Hawaiian Waste Due for Mainland Piling Up; Company Awaits USDA Approval

Date: May 21, 2010

Source: News Room

A plan to ship Hawaiian waste stateside is still on hold. According to various accounts, more than 20,000 tons of waste has now accumulated at Hawaiian Waste Systems' (HWS) facility in Oahu awaiting shipment across the Pacific to a landfill in Washington State as federal regulators wrangle over paperwork. HWS said that approval of an amendment to its federal permit has taken much longer than expected. The original plan involved transporting about 100,000 tons of waste per year in shrink-wrapped bales in sealed containers to the Roosevelt landfill in Washington State via the Columbia River. However, the company realized that it would be more efficient to instead unload the wastes onto trains at Lower Columbia ports - Longview, Rainier or Vancouver which would save four to five days shipping time. Since HWS was the low bidder at $99.89 a ton, about half what other bidders would have charged, it likely needs whatever efficiencies can be squeezed out of the process.

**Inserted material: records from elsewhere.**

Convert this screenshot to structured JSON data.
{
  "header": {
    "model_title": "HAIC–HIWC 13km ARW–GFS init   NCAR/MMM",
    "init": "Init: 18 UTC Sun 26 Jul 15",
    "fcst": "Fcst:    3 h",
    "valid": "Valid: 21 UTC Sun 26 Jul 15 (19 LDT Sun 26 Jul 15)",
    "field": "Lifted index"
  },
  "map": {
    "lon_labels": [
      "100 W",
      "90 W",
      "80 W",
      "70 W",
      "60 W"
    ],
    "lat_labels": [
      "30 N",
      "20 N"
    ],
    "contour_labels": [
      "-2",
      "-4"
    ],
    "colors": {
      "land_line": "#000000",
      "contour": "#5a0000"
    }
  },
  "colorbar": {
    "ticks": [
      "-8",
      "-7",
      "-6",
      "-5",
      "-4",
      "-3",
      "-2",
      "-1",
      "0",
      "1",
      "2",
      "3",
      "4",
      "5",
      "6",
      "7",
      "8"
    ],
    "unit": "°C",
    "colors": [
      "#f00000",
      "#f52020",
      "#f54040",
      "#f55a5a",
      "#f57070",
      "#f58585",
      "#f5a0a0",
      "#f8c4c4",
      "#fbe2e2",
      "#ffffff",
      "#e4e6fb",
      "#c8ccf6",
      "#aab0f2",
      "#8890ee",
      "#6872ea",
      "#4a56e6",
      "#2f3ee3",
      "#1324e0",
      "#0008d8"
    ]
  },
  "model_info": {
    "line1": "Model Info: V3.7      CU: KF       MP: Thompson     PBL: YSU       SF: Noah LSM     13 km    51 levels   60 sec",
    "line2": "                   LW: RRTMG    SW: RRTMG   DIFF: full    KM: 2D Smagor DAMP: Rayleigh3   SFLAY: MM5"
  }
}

However, switching transportation plans requires approval from the Animal and Plant Inspection Service (APIS), a division of the U.S. Department of Agriculture (USDA). Months of empty promises of approval from the USDA has led HWS president Mike Chutz to declare "I don't believe anything that the USDA says until they do it, and I don't even believe it after they do it. We have been frustrated from performing this contract which we entered into in good faith, and we've been prepared to perform throughout the course of this," he said.